You can also skip the explicit lists entirely — `Sleuth()` uses **name-based defaults**
(tools containing `read/fetch/search/get/...` are untrusted; `send/write/post/delete/...`
are consequential).

## LangChain (zero changes to your agent)

```python
from agent_sleuth import Sleuth

sleuth = Sleuth(agent=your_langchain_agent, mode="audit")
result = sleuth.run("summarize my emails and send a report to my boss")
print(sleuth.report())
```

`Sleuth.run()` resets taint state, stashes the trusted query, and attaches the
`IFCCallbackHandler` to your agent — no edits to your chain.

## What a caught attack looks like

```
BLOCKED: send_email() called with tainted inputs
  Taint source: fetch_url (step 2, untrusted)
  Injected value detected in argument: to="attacker@evil.com"
  Lineage: fetch_url (step 2) → value "attacker@evil.com" → send_email.to
  Destination: attacker@evil.com (not allowlisted)
  Reason: untrusted-origin value reached a consequential sink
  Action: blocked, call halted
```

## Modes

- `audit` (default): detect + log + render the trace; **never block**.
- `enforce`: raise `TaintViolationError` and halt the offending sink call.
- `confirm`: surface the violation to a callback for an allow/deny decision before dispatch.

## Honest coverage envelope (v0)

> Sound on the verbatim/structured-exfil class.
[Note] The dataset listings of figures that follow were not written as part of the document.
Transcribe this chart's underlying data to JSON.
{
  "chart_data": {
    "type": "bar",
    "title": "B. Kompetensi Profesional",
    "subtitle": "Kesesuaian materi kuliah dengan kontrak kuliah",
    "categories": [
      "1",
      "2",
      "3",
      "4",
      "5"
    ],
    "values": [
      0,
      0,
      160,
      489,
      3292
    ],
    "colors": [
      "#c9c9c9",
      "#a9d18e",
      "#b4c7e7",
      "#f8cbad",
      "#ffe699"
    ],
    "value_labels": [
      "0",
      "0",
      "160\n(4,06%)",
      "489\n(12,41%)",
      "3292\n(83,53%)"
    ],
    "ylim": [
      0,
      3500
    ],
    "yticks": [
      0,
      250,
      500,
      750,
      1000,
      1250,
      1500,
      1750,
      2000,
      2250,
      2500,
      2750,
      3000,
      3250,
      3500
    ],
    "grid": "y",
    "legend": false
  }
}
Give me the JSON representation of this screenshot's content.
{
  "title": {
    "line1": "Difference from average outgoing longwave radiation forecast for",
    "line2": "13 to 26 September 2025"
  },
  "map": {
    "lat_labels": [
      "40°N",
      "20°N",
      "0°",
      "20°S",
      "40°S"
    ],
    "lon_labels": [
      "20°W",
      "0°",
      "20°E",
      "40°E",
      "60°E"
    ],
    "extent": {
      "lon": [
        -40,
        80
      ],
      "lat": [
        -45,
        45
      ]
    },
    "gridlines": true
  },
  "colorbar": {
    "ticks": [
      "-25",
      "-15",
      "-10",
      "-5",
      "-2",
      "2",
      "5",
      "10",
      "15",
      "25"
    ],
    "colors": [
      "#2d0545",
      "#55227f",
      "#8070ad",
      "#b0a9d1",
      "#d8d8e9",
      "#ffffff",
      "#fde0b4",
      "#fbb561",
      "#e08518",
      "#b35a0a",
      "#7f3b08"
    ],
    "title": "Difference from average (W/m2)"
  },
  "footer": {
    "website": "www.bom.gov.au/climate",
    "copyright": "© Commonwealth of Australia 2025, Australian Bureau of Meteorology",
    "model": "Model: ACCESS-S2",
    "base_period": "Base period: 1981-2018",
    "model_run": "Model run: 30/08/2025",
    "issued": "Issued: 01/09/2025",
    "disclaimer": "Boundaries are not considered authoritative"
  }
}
Zero extra LLM calls on the common path.
> Drop-in. **Laundering** (base64/paraphrase of a secret) and **pure control-flow hijack**
> (a sink call whose arguments carry no untrusted bytes) are explicitly **out of scope for
> v0** — documented non-goals, not bugs. Control-flow integrity (the plan-allowlist) and a
> configurable allow/denylist with deny-over-allow precedence land in v1.

| Attack class | v0 |
|---|---|
| Verbatim exfiltration (untrusted value appears literally in sink arg) | ✅ deterministic |
| Structured exfiltration (untrusted field → sink field) | ✅ deterministic |
| Legit egress to your own channel (destination allowlist) | ✅ allowed (no false positive) |
| Control-flow hijack (out-of-plan sink, no untrusted bytes) | ❌ v1 (plan-allowlist) |
| Laundering (base64 / paraphrase / transform) | ❌ v2+ (opt-in quarantine) |

## Benchmark

```bash
PYTHONPATH=. python benchmarks/agentdojo/run.py
```

A self-contained reproduction of AgentDojo-style indirect-injection tasks (real AgentDojo
needs a live LLM + API keys; see the harness docstring for the thin real-AgentDojo wiring).
Reports ASR (attack success rate) and utility per mode.

## Develop

```bash
pip install -e '.[dev,langchain,config]'
pytest
```

See `AGENT_SLEUTH_ARCHITECTURE.MD` for the full design.